In “Baad Bitches” & Sassy Supermamas: Black Power Action Films, Stephanie Dunn attacks  race, gender, heroism, politically correctness and consciousness all in one. She explores the idea of what it really means to be a strong black woman and how the roles in cinema reflect those images.

Dunn expresses her thoughts on images during the Blaxpoitation Era by reaching back into the 70s, exploring films like Cleopatra Jones, Foxy Brown and Sweet Sweetback’s Baadasssss Song and bringing us up to date where the images of black woman in music and film collide.

She questions what really makes these women heroes: Is it their sexuality, their power, their self-assuredness? And why do those heroines have the ability to transfer those images onto young black women seeking their sense self purpose. The breakthrough of an entire race rests so heavily on images that pose internal conflicts and conjure subtle cheers just for recognition, with a hint of guilt that co-exists, tracing back to the double consciousness of being black in America.

Chapters touch on the Black Movie Going Experience, Sex as a Means of Film Production, Aesthetic Strategy, and Maculating/Emasculating “The Man.” Dunn doesn’t look at films in the scope of what films and images are going to make money, she examines films from the perspective a woman who wants to tell her story the way it should be told, through the eyes of a Black woman. She questions the creation of Black action figures by questioning the creators, and points out that the creations are reflection of how the creators see Black life, and the creators are more than often, not Black.

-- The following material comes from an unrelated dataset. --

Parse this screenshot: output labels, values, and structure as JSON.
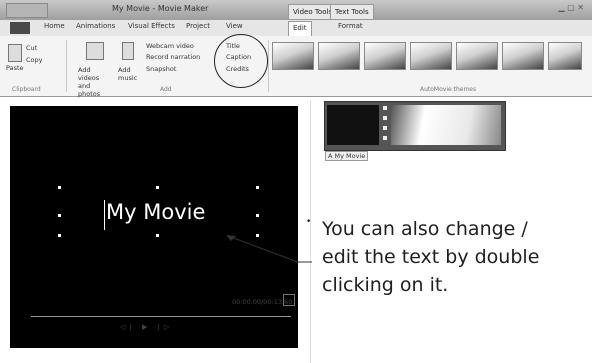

She challenges the filmmaker to create moving image “not as it is, but as it should be.”

With the hope that black woman can make their way in this world, not as just sex symbols, but as multidimensional creatures who handle business beyond the bedroom — she charges for filmmakers who have the power to change those images to use it.

-Crystyn C. Wright

2 Responses to ““Baad Bitches” & Sassy Supermamas: Black Power Action Films”

  1. Jazmine H. says:

    The images of black women and sexuality have been portrayed in the media as, that of the Jezebel or Mammy. With the rise of Pam Grier in the films of the Blaxploitation Era the hyper-sexualized black woman became an object to be capitalized on in media due to the voyeuristic nature of film, and capitalistic nature of American society. In my humble opinion, as a black female filmmaker, I feel that the need to reconstruct the idea of black female sexuality through film is of great consequence, and should be done so by showing positive images of black female sexuality, not straying completely away from it, because all women, and men, are sexual beings. Black female sexuality should be celebrated, not reduced to a the negative stereotypes that have been portrayed thus far through white male dominated and control media.